UNIONS DEMAND PUBLIC CONSULTATION

(GLOBE NEWSWIRE) Union leaders representing more than 200,000 nurses, health professionals and care workers are calling on the Ford government to hold public consultations across Ontario on its sweeping health care restructuring law.

Bill 74 is the Ford government’s omnibus health care legislation in which the government has given itself and its appointees in its new “super agency” wide-reaching new powers to force unprecedented health care restructuring without any public consultation, including mergers, closures and privatization of hospitals, long-term care, home care, diagnostic services, clinics, community care, mental health and addictions services, community health centres, and others.
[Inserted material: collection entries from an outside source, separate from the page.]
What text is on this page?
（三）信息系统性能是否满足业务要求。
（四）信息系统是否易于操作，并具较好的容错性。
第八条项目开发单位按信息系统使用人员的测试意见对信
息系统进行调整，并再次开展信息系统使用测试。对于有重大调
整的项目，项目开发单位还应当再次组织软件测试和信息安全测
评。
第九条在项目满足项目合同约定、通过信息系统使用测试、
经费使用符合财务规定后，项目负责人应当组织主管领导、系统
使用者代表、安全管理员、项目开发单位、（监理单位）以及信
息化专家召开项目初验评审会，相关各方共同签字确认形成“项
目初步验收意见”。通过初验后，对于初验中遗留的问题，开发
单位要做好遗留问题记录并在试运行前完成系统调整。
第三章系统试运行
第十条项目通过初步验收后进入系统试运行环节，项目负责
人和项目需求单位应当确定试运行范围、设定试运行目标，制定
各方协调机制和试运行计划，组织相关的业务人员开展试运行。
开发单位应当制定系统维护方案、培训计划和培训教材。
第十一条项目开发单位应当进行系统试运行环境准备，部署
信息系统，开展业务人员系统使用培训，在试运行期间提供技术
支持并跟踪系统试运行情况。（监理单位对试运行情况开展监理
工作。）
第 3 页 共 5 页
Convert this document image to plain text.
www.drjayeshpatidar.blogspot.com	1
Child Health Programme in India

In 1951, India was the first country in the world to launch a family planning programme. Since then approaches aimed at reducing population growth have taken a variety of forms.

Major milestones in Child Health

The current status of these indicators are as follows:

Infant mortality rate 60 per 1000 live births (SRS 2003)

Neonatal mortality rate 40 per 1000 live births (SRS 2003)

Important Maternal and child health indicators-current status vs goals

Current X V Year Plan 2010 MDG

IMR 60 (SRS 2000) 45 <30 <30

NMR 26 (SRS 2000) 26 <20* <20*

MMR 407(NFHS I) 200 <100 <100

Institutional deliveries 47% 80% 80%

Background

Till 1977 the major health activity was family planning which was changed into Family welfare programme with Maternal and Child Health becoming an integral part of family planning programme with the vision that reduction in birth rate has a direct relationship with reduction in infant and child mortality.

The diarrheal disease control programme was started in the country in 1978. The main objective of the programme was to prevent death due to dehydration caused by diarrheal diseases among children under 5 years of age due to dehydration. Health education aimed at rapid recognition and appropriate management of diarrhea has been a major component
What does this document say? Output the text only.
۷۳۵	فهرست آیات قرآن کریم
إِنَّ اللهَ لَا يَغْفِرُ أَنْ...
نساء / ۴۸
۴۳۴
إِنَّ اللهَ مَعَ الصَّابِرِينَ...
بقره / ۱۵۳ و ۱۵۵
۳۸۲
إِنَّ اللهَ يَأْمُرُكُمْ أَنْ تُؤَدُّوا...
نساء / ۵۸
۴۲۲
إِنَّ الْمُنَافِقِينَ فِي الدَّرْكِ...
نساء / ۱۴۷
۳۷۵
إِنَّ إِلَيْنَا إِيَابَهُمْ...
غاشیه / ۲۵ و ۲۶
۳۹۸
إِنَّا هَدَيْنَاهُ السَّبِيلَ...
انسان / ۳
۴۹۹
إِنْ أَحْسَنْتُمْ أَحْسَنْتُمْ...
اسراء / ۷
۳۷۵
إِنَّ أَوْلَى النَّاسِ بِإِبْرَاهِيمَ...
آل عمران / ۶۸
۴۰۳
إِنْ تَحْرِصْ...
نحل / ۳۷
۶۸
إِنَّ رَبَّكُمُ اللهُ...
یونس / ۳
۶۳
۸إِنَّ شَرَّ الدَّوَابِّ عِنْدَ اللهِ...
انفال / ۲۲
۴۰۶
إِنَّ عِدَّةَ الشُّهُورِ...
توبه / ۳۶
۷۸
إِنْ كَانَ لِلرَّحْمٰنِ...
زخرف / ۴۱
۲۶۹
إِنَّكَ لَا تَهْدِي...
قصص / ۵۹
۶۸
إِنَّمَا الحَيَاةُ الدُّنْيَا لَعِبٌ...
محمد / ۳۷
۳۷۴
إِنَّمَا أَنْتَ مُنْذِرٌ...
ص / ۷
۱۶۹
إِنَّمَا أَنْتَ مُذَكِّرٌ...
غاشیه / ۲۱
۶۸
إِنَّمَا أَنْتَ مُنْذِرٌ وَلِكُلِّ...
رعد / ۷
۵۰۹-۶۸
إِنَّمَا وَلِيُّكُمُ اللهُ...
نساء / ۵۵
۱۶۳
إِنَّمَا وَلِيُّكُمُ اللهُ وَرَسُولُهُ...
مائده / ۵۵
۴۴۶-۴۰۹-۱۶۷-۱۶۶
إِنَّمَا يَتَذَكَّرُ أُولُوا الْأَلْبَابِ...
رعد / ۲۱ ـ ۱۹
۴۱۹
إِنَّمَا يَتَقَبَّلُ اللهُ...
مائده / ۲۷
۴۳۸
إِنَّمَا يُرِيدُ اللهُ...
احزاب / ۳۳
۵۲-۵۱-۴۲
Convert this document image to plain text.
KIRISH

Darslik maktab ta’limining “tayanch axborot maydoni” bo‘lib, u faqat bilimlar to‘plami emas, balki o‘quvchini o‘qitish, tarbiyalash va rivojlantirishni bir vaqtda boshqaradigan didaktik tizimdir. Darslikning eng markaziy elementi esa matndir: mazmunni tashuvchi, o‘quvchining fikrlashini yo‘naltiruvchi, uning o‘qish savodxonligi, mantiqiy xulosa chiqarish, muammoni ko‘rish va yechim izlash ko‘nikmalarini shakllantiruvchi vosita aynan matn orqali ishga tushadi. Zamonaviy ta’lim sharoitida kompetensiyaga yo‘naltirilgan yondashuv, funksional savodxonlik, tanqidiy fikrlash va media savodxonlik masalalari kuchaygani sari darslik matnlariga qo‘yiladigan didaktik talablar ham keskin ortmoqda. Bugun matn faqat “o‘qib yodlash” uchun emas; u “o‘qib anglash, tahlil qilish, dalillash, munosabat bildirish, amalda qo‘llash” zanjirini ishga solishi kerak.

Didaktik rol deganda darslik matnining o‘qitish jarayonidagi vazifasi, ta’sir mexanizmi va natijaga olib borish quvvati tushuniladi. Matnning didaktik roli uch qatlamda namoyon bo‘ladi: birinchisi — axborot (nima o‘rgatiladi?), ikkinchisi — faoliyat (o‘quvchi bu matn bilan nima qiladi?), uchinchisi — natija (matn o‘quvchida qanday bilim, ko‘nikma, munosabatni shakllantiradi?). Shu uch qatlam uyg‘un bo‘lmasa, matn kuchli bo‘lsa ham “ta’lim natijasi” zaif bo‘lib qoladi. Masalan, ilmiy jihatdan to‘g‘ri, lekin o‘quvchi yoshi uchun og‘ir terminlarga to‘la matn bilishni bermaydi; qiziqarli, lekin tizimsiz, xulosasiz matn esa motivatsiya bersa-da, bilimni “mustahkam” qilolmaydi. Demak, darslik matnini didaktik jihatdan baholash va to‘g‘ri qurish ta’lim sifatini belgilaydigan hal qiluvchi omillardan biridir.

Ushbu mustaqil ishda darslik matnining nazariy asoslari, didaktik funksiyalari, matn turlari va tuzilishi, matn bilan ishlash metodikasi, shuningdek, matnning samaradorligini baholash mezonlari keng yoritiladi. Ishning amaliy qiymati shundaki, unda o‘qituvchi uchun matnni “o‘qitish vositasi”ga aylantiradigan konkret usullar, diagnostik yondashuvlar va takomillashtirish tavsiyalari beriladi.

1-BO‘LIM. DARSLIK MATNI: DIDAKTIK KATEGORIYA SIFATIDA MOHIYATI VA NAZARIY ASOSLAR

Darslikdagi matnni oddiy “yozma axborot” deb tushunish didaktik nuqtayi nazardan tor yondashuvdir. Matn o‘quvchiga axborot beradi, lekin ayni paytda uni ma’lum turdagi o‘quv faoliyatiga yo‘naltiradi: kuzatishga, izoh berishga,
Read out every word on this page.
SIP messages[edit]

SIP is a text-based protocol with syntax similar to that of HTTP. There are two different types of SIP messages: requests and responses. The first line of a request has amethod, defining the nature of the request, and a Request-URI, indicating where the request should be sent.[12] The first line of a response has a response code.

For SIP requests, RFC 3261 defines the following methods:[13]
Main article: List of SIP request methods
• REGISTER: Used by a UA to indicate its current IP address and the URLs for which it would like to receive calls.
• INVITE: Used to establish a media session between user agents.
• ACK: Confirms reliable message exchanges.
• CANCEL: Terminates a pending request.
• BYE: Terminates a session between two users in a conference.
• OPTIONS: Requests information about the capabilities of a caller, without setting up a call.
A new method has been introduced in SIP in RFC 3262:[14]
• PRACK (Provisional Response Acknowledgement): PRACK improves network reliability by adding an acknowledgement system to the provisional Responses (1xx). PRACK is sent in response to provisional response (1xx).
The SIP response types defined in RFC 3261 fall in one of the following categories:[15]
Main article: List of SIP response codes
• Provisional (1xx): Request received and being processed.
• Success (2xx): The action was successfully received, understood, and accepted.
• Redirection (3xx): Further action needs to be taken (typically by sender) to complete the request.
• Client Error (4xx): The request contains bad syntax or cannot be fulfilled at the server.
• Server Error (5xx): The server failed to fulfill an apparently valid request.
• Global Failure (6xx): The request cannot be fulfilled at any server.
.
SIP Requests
The legislation was only brought to public awareness several weeks ago through a document leaked to the media by the NDP after they received the legislation and internal documents from whistleblower(s) in the civil service.

The legislation was introduced in the legislature on February 26. The Ford government used its majority to push the new law through first reading last week. It is already in second reading. The government has not committed to any public hearings on Bill 74. Unions have joined community groups and patient advocates in calling for province-wide public hearings and real public consultation.

“How can the government claim it is creating health care ‘teams’ when the organizations representing hundreds of thousands of members of that ‘team’ have never been consulted?” queried Michael Hurley, President of the Ontario Council of Hospital Unions/CUPE representing more than 35,000 hospital and long-term care nurses and support staff. “Equally importantly, the public has never been consulted. Communities stand to lose virtually all remaining local control of their health care services, yet the government is pushing their new law through the legislature with reckless speed. Doug Ford must follow proper democratic process and hold public hearings across Ontario to understand the unique needs of communities in Ontario.”

“This legislation covers 1,800 health care service providers, and, according to the Ford government’s own statements, 15 million patients, almost all of whom have never been given any say about these unprecedented health care restructuring plans,” noted Sara Labelle, Chair of the Hospital Professionals Division of OPSEU, a union representing more than 50,000 health care professionals, care workers and support staff. “We are deeply opposed to the leaked secret plans and for-profit privatization of our laboratories, air ambulance, vital patient support services and others for which the Ford government has no mandate whatsoever. We are joining forces to insist in the strongest possible terms that this government slow down and consult with the people of Ontario.”

“We are putting the Premier on notice – publicly funded and delivered health care must benefit the people of this province, not the pocketbooks of businesses that have made friends with the PC party,” said Ontario Federation of Labour President Chris Buckley. “The labour movement will fight for the people of Ontario’s right to quality public health care services that Ontarians need when they are sick, and quality jobs for the workers in the health care sector. Changing the way Ontario delivers health care without a debate is dishonest and ignores the people the PCs claim to represent.”

The Ontario Federation of Labour represents 54 unions and one million workers in Ontario.